Introduction
The average treatment effect is a remarkable conceptual achievement. It reduces a complex distribution of individual causal effects to a single summary that, under appropriate conditions, can be identified from observed data. But the ATE is also, in many policy contexts, the wrong quantity. A job training programme that raises earnings by 1Z20,000 for the most motivated participants and by nothing — or worse — for others. A drug that reduces blood pressure on average might harm patients with certain genetic profiles. Policy makers who act on the ATE may be systematically targeting the wrong people.
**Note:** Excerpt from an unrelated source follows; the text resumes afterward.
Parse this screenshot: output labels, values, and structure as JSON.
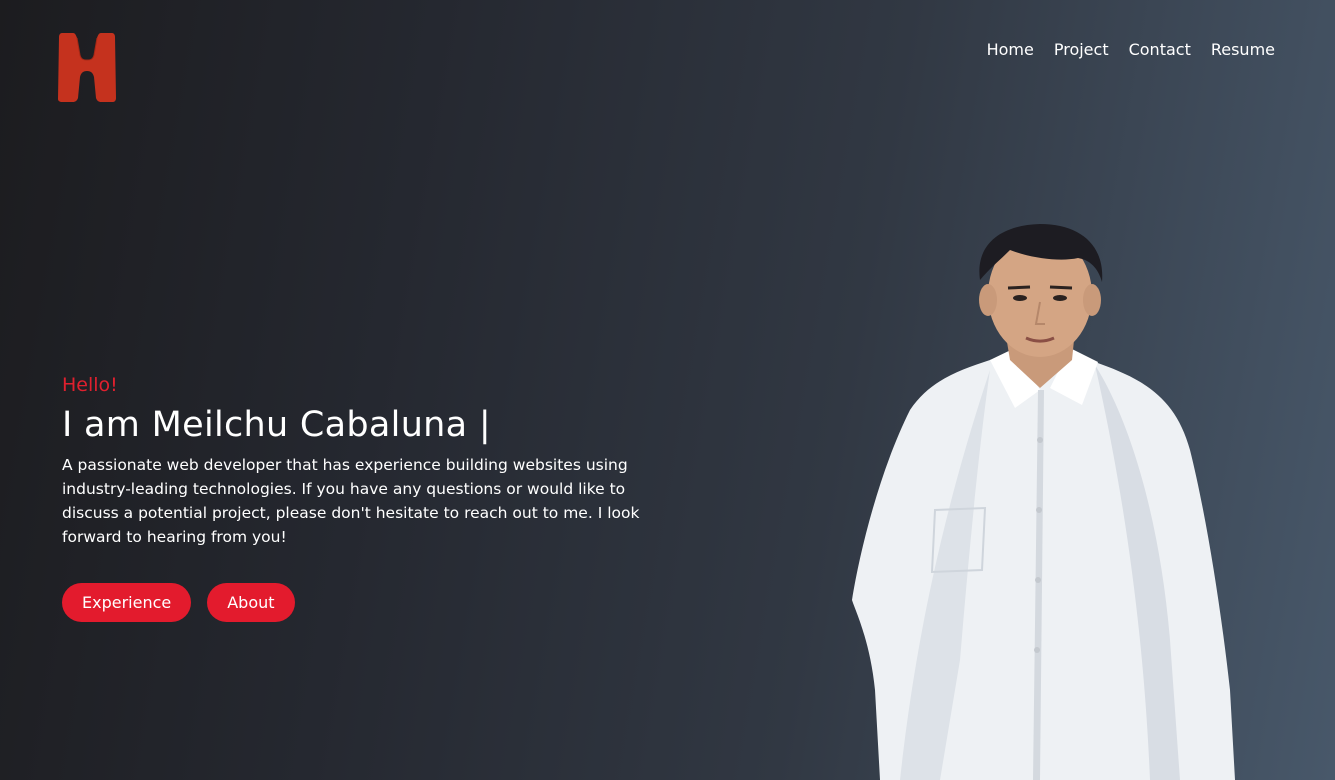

This is not a new insight. The distinction between the ATE and the average treatment effect on the treated (ATT) was built into the potential outcomes framework from the start (Rubin(1974)). Imbens and Rubin(2015) provide a comprehensive treatment of the many estimands that arise in causal inference. What is new, in the last decade, is the practical ability to estimate the full conditional distribution of treatment effects — the CATE function \(\tau(x) = \mathbb{E}[Y_i(1) - Y_i(0) \mid X_i = x]\) — using flexible machine-learning methods, and to characterise heterogeneity in panel designs in a way that is robust to the pathologies of the classical TWFE estimator.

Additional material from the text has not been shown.